The problem: I’m implementing an algorithm that fits almost perfectly into the functionality of CUBLAS, except for one operation. I have to do a piecewise hyperbolic tangent operation on a single vector. Right now I’m downloading the vector off the device, computing tanh() on the CPU, and uploading it again. After profiling I’ve noticed that this operation kills any speed advantage that CUDA gives me.

It seems like The Thing To Do is to write a trivial CUDA kernel that performs tanhf() on a vector. How is the best way to go about integrating this kernel into my program? Should I be writing a completely separate program that compiles to a .dll and is called by my CUBLAS application, or can the kernel be conveniently integrated into the same project? I took a peek at the CUBLAS source, and it looks like it’s making decisions about whether to put things in texture memory or not, and this makes me wonder if that feature complicates my task at all. Is there a stub program out there that demonstrates a custom kernel operating on a CUBLAS result? That would certainly answer a lot of the low-level questions implied by the ones stated above (i.e., do you call CUT_DEVICE_INIT() if you’ve already called cublasInit()?).

I know it’s possible to invoke a kernel from C++ (CUBLAS does it :) ), but I’m just at a lack of a starting point on how to go about this.

Any advice appreciated!

I know this is almost 10 years later. I am trying to do the same thing. I am in the exact same place as you describe in your post. Did you ever figure it out? I don’t want to use cuDNN or other libraries. Any help would be appreciated.

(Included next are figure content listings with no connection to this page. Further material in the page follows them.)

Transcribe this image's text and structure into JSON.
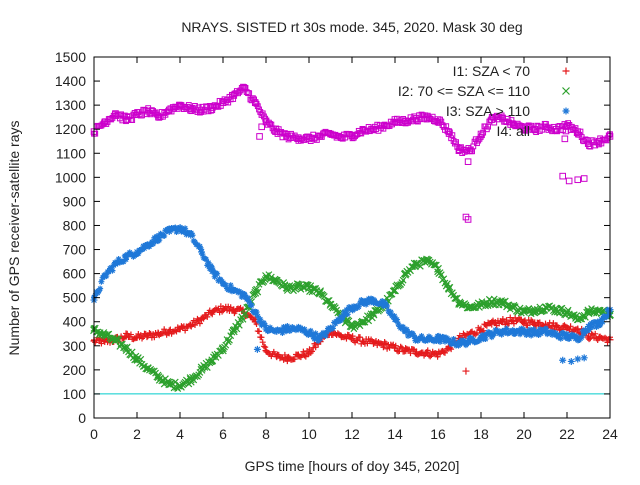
{
  "chart_data": {
    "type": "scatter",
    "title": "NRAYS. SISTED rt 30s mode. 345, 2020. Mask 30 deg",
    "xlabel": "GPS time [hours of doy 345, 2020]",
    "ylabel": "Number of GPS receiver-satellite rays",
    "xlim": [
      0,
      24
    ],
    "ylim": [
      0,
      1500
    ],
    "xticks": [
      "0",
      "2",
      "4",
      "6",
      "8",
      "10",
      "12",
      "14",
      "16",
      "18",
      "20",
      "22",
      "24"
    ],
    "yticks": [
      "0",
      "100",
      "200",
      "300",
      "400",
      "500",
      "600",
      "700",
      "800",
      "900",
      "1000",
      "1100",
      "1200",
      "1300",
      "1400",
      "1500"
    ],
    "reference_line": {
      "y": 100,
      "color": "#00cccc"
    },
    "legend_position": "top-right",
    "series": [
      {
        "name": "I1: SZA < 70",
        "color": "#e41a1c",
        "marker": "+",
        "x": [
          0,
          0.5,
          1,
          1.5,
          2,
          2.5,
          3,
          3.5,
          4,
          4.5,
          5,
          5.5,
          6,
          6.5,
          7,
          7.5,
          8,
          8.5,
          9,
          9.5,
          10,
          10.5,
          11,
          11.5,
          12,
          12.5,
          13,
          13.5,
          14,
          14.5,
          15,
          15.5,
          16,
          16.5,
          17,
          17.5,
          18,
          18.5,
          19,
          19.5,
          20,
          20.5,
          21,
          21.5,
          22,
          22.5,
          23,
          23.5,
          24
        ],
        "y": [
          320,
          318,
          325,
          340,
          335,
          342,
          350,
          362,
          370,
          385,
          410,
          440,
          455,
          450,
          440,
          400,
          280,
          255,
          250,
          258,
          270,
          320,
          360,
          340,
          330,
          320,
          310,
          305,
          290,
          280,
          275,
          270,
          265,
          290,
          330,
          350,
          370,
          390,
          400,
          405,
          400,
          395,
          390,
          380,
          375,
          370,
          340,
          335,
          325
        ],
        "outliers": [
          [
            17.3,
            195
          ]
        ]
      },
      {
        "name": "I2: 70 <= SZA <= 110",
        "color": "#2ca02c",
        "marker": "x",
        "x": [
          0,
          0.5,
          1,
          1.5,
          2,
          2.5,
          3,
          3.5,
          4,
          4.5,
          5,
          5.5,
          6,
          6.5,
          7,
          7.5,
          8,
          8.5,
          9,
          9.5,
          10,
          10.5,
          11,
          11.5,
          12,
          12.5,
          13,
          13.5,
          14,
          14.5,
          15,
          15.5,
          16,
          16.5,
          17,
          17.5,
          18,
          18.5,
          19,
          19.5,
          20,
          20.5,
          21,
          21.5,
          22,
          22.5,
          23,
          23.5,
          24
        ],
        "y": [
          365,
          345,
          320,
          290,
          245,
          205,
          170,
          140,
          135,
          160,
          200,
          240,
          290,
          360,
          430,
          520,
          590,
          570,
          540,
          545,
          540,
          520,
          470,
          420,
          380,
          400,
          430,
          470,
          530,
          600,
          640,
          650,
          620,
          540,
          480,
          460,
          470,
          485,
          480,
          460,
          440,
          450,
          460,
          450,
          440,
          410,
          440,
          445,
          430
        ]
      },
      {
        "name": "I3: SZA > 110",
        "color": "#1f78d8",
        "marker": "*",
        "x": [
          0,
          0.5,
          1,
          1.5,
          2,
          2.5,
          3,
          3.5,
          4,
          4.5,
          5,
          5.5,
          6,
          6.5,
          7,
          7.5,
          8,
          8.5,
          9,
          9.5,
          10,
          10.5,
          11,
          11.5,
          12,
          12.5,
          13,
          13.5,
          14,
          14.5,
          15,
          15.5,
          16,
          16.5,
          17,
          17.5,
          18,
          18.5,
          19,
          19.5,
          20,
          20.5,
          21,
          21.5,
          22,
          22.5,
          23,
          23.5,
          24
        ],
        "y": [
          490,
          590,
          640,
          670,
          690,
          720,
          750,
          775,
          790,
          760,
          690,
          610,
          560,
          530,
          510,
          440,
          370,
          360,
          370,
          370,
          355,
          330,
          370,
          420,
          460,
          480,
          490,
          470,
          410,
          360,
          330,
          325,
          330,
          320,
          310,
          320,
          335,
          350,
          360,
          360,
          360,
          355,
          360,
          345,
          340,
          330,
          380,
          395,
          450
        ],
        "outliers": [
          [
            7.6,
            285
          ],
          [
            21.8,
            240
          ],
          [
            22.2,
            235
          ],
          [
            22.5,
            245
          ],
          [
            22.8,
            250
          ]
        ]
      },
      {
        "name": "I4: all",
        "color": "#cc00cc",
        "marker": "square",
        "x": [
          0,
          0.5,
          1,
          1.5,
          2,
          2.5,
          3,
          3.5,
          4,
          4.5,
          5,
          5.5,
          6,
          6.5,
          7,
          7.5,
          8,
          8.5,
          9,
          9.5,
          10,
          10.5,
          11,
          11.5,
          12,
          12.5,
          13,
          13.5,
          14,
          14.5,
          15,
          15.5,
          16,
          16.5,
          17,
          17.5,
          18,
          18.5,
          19,
          19.5,
          20,
          20.5,
          21,
          21.5,
          22,
          22.5,
          23,
          23.5,
          24
        ],
        "y": [
          1190,
          1230,
          1265,
          1240,
          1260,
          1275,
          1250,
          1280,
          1300,
          1285,
          1280,
          1290,
          1310,
          1340,
          1370,
          1310,
          1230,
          1190,
          1170,
          1165,
          1160,
          1170,
          1180,
          1165,
          1175,
          1195,
          1200,
          1215,
          1230,
          1235,
          1245,
          1250,
          1240,
          1190,
          1115,
          1110,
          1180,
          1240,
          1245,
          1220,
          1205,
          1200,
          1210,
          1200,
          1215,
          1190,
          1140,
          1150,
          1170
        ],
        "outliers": [
          [
            7.7,
            1170
          ],
          [
            7.8,
            1210
          ],
          [
            17.3,
            835
          ],
          [
            17.4,
            825
          ],
          [
            17.4,
            1065
          ],
          [
            21.8,
            1005
          ],
          [
            22.1,
            985
          ],
          [
            22.5,
            990
          ],
          [
            22.8,
            995
          ],
          [
            21.9,
            1160
          ]
        ]
      }
    ],
    "legend_entries": [
      {
        "label": "I1: SZA < 70",
        "symbol": "+",
        "color": "#e41a1c"
      },
      {
        "label": "I2: 70 <= SZA <= 110",
        "symbol": "x",
        "color": "#2ca02c"
      },
      {
        "label": "I3: SZA > 110",
        "symbol": "*",
        "color": "#1f78d8"
      },
      {
        "label": "I4: all",
        "symbol": "square",
        "color": "#cc00cc"
      }
    ]
  }
}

It’s not difficult to mix cublas calls and kernel calls in the same file.

A kernel to do tanh elementwise on a vector is trivial.

Thanks for replying.

I am new to cuda programming. I have only used cublas. Until you mentioned “kernel” I had no idea where to look. I am new. I have found some simple examples, like, which even gives me instructions to set it up with Visual Studio. It is a bit old, but I believe I can figure it out for VS 2015.

Thank you again.

a good starting point for learning about these things is all the documentation that nvidia maintains at

click on the CUDA docs

Hey DonSolo. You’re internet famous!

i hear nvidia are in to AI a little bit, but dont provide a simple tanh or sigmoid or piecewise linear to go along with their gemms.


its the most obvious thing to anyone who uses cuda with custom neural networks. one day when NVidia really start to really get in to AI they might include it. I have been here 10 years and still write my activation kernels because… noone at nvidia uses their own tools otherwise someone would have added it long ago.